The Hermann Bearcat Gasconade County Bowl game against the Owensville Dutchmen will surely be remembered long after the next generation comes along.
In regulation double overtime, Hermann represented the last man standing, victorious, 46-38 in what appeared, whomever had possession of the ball last, would win the trophy. But the Gods frowned down upon the Owensville bench as they took possession on the 25 yard line, with the score 46-38, in favor of Hermann.
The Dutchmen picked up two yards up the middle, for 2nd and 8 on the 23 yd. line. If ever there was an ounce of faith needed in Bearcat Stadium in those very seconds, it was then. The problem is everybody was fighting for it—the fans, the coaches, the players themselves. The snap and no gain on the play! The Bearcat line held.

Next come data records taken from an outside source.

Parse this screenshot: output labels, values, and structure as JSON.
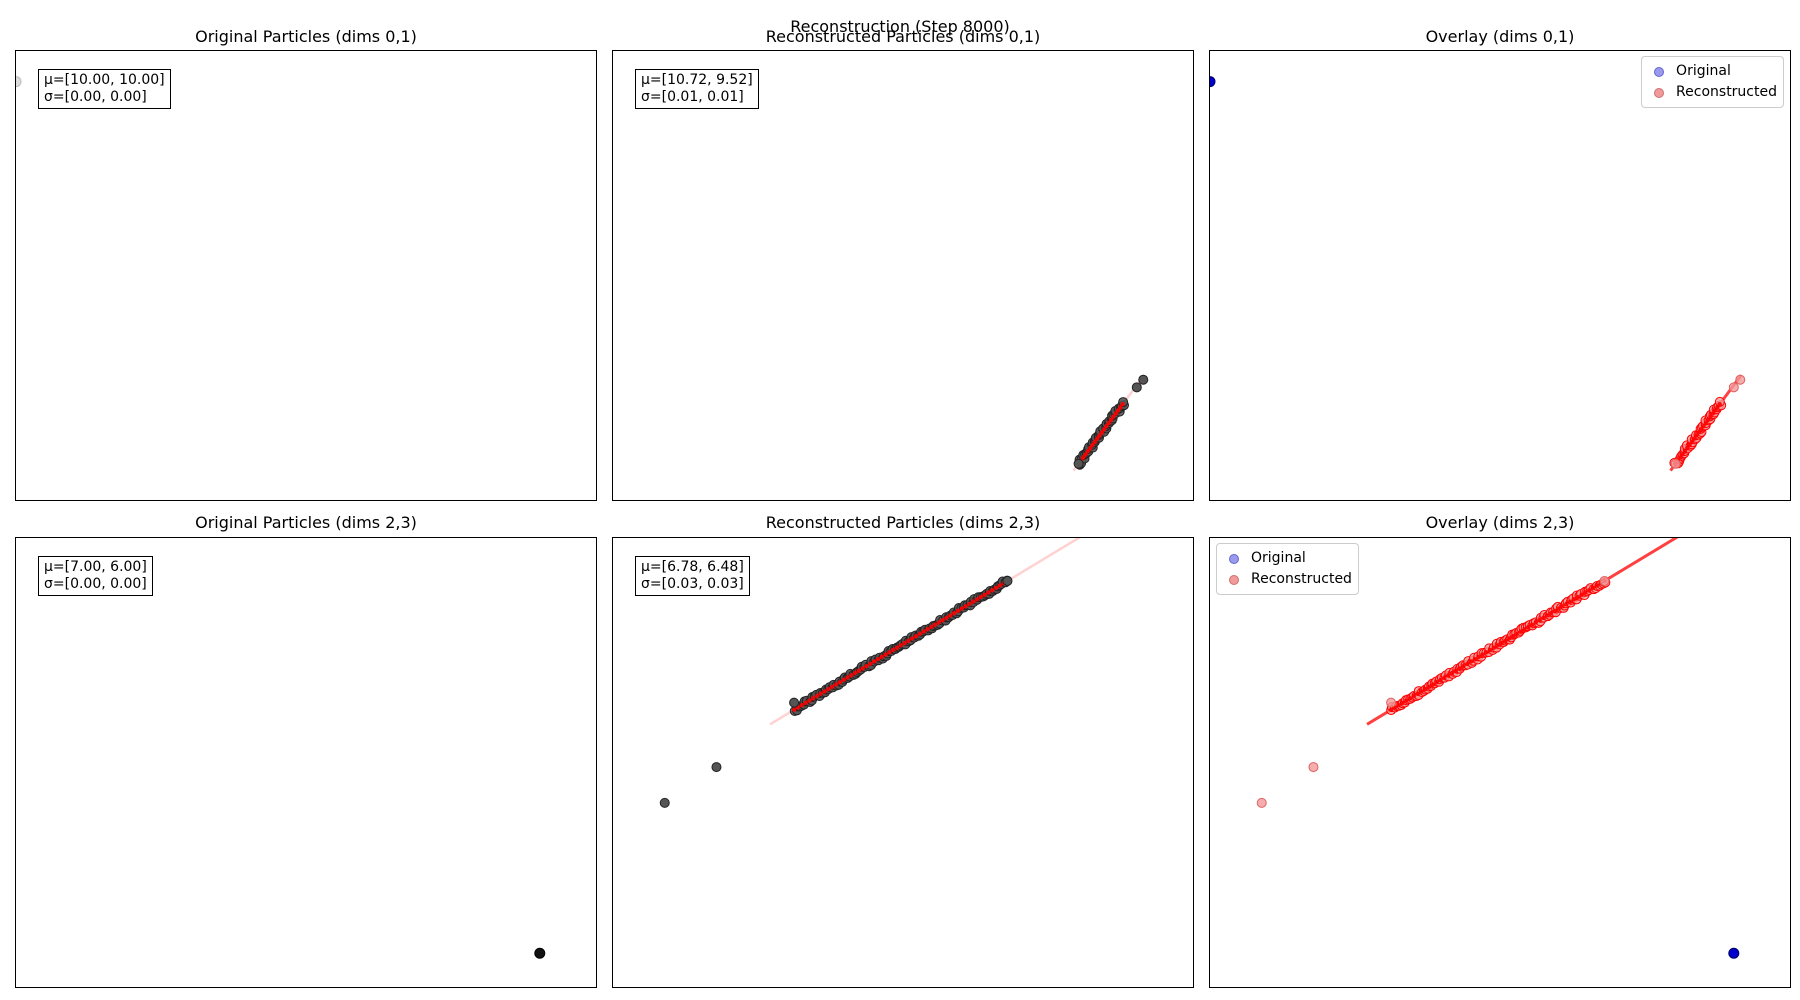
{
  "figure": {
    "suptitle": "Reconstruction (Step 8000)"
  },
  "colors": {
    "original": "#0000cc",
    "original_legend": "#9999ee",
    "reconstructed": "#ff0000",
    "reconstructed_legend": "#f19a9a",
    "particle_gray": "#555555"
  },
  "chart_data": [
    {
      "type": "scatter",
      "title": "Original Particles (dims 0,1)",
      "stats": {
        "mu": "μ=[10.00, 10.00]",
        "sigma": "σ=[0.00, 0.00]"
      },
      "xlim": [
        10.0,
        10.9
      ],
      "ylim": [
        9.45,
        10.04
      ],
      "series": [
        {
          "role": "original",
          "x": [
            10.0
          ],
          "y": [
            10.0
          ]
        }
      ]
    },
    {
      "type": "scatter",
      "title": "Reconstructed Particles (dims 0,1)",
      "stats": {
        "mu": "μ=[10.72, 9.52]",
        "sigma": "σ=[0.01, 0.01]"
      },
      "xlim": [
        10.0,
        10.9
      ],
      "ylim": [
        9.45,
        10.04
      ],
      "band": {
        "x": [
          10.72,
          10.79
        ],
        "y": [
          9.5,
          9.58
        ]
      },
      "outliers": {
        "x": [
          10.72,
          10.81,
          10.82
        ],
        "y": [
          9.5,
          9.6,
          9.61
        ]
      }
    },
    {
      "type": "scatter",
      "title": "Overlay (dims 0,1)",
      "legend": {
        "original": "Original",
        "reconstructed": "Reconstructed"
      },
      "xlim": [
        10.0,
        10.9
      ],
      "ylim": [
        9.45,
        10.04
      ],
      "original": {
        "x": [
          10.0
        ],
        "y": [
          10.0
        ]
      },
      "band": {
        "x": [
          10.72,
          10.79
        ],
        "y": [
          9.5,
          9.58
        ]
      },
      "outliers": {
        "x": [
          10.72,
          10.81,
          10.82
        ],
        "y": [
          9.5,
          9.6,
          9.61
        ]
      }
    },
    {
      "type": "scatter",
      "title": "Original Particles (dims 2,3)",
      "stats": {
        "mu": "μ=[7.00, 6.00]",
        "sigma": "σ=[0.00, 0.00]"
      },
      "xlim": [
        6.19,
        7.09
      ],
      "ylim": [
        5.95,
        6.58
      ],
      "series": [
        {
          "role": "original",
          "x": [
            7.0
          ],
          "y": [
            6.0
          ]
        }
      ]
    },
    {
      "type": "scatter",
      "title": "Reconstructed Particles (dims 2,3)",
      "stats": {
        "mu": "μ=[6.78, 6.48]",
        "sigma": "σ=[0.03, 0.03]"
      },
      "xlim": [
        6.19,
        7.09
      ],
      "ylim": [
        5.95,
        6.58
      ],
      "band": {
        "x": [
          6.47,
          6.8
        ],
        "y": [
          6.34,
          6.52
        ]
      },
      "outliers": {
        "x": [
          6.27,
          6.35,
          6.47,
          6.8
        ],
        "y": [
          6.21,
          6.26,
          6.35,
          6.52
        ]
      }
    },
    {
      "type": "scatter",
      "title": "Overlay (dims 2,3)",
      "legend": {
        "original": "Original",
        "reconstructed": "Reconstructed"
      },
      "xlim": [
        6.19,
        7.09
      ],
      "ylim": [
        5.95,
        6.58
      ],
      "original": {
        "x": [
          7.0
        ],
        "y": [
          6.0
        ]
      },
      "band": {
        "x": [
          6.47,
          6.8
        ],
        "y": [
          6.34,
          6.52
        ]
      },
      "outliers": {
        "x": [
          6.27,
          6.35,
          6.47,
          6.8
        ],
        "y": [
          6.21,
          6.26,
          6.35,
          6.52
        ]
      }
    }
  ]
}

On 4th down and 7 yards to go for the first down from the 23, there was a gentle shift, as though equilibrium woke up. As Dutchman QB Brendan Decker called his audibles, the Bearcats maybe jumped off the ball a little quicker. No one could really see, but they could feel it. Maybe QB Decker lost some footing as he grabbed the ball and maybe he spun a little off kilter. It didn’t matter. The defense chased him down, along with any hope Owensville might have had and the feeling was actually no feeling at all.
They were numb. The Bearcats had bested the Dutchmen and they would find a place for a trophy that has eluded them for at least five years.
Hermann had 458 yd. of total offense for the night compared to the Dutchmen’s 392 yd. Chase McKague led the Bearcats in rushing for 131 yd. of 285 total yards rushing for Hermann. For the Dutchmen, Austin Lowder led with 90 yd. of 147 total rushing.
Passing, Chase McKague racked up 10 completions from 16 attempts for 173 yd. Owensville’s Decker threw 24 times for 17 completions for 245 yds.
This Gasconade County Bowl did not come without its turnovers and penalties that turned out to be crucial for both teams. Owensville had three fumble recoveries and the Bearcats had two by Trent Gleeson and Trent Anderson.
It can’t be said the Dutchmen didn’t hustle—all night. They had 50 tackles and 44 assists. Of course that meant the Bearcats played lots of downs offensively. Hermann had 39 tackles of which 13 were assisted. Trent Gleeson had 9 tackles and four assists for the night. Carter Hemeyer had six, with one assist.
The Bearcats also had five sacks, with two from Gleeson and one each for Holden Ash, Markus Eldringhoff and James Hagedorn.
The strangest call of the game came from the first overtime period. The Dutchmen won the toss, so they got to try to put the ball over the goal line first, which they did on the second play of the series from the 15 yd. line. They failed on the two-point conversion putting the score at 38-32, Owensville.
It was the Bearcats turn. On what was becoming a desperate 4th and 10 situation from the 22 yd. line, a pass was complete to Anderson on the 10 yd. line. On second and ten, Carter Hemeyer caught a diving catch in the end zone for the TD.
And then it happened. With the score tied at 38-38, the Bearcats chose to kick a field goal. ‘Say what?’ the crowd asked, as the kicker ran onto the field. Hermann had only kicked one in the St. James game previously, according to the kicker, but it wasn’t his decision—he had a job to do. To most everyone, including an editor that didn’t have the information the coaches have, the attempt seemed frivolous and it failed and put the game into the second OT.
The second time around was just as nerve-wrecking with 3rd and 12 on the 16. Carter Hemeyer once again caught a McKague pass for the TD and this time, McKague ran in for the two-point conversion for the score of 46-38.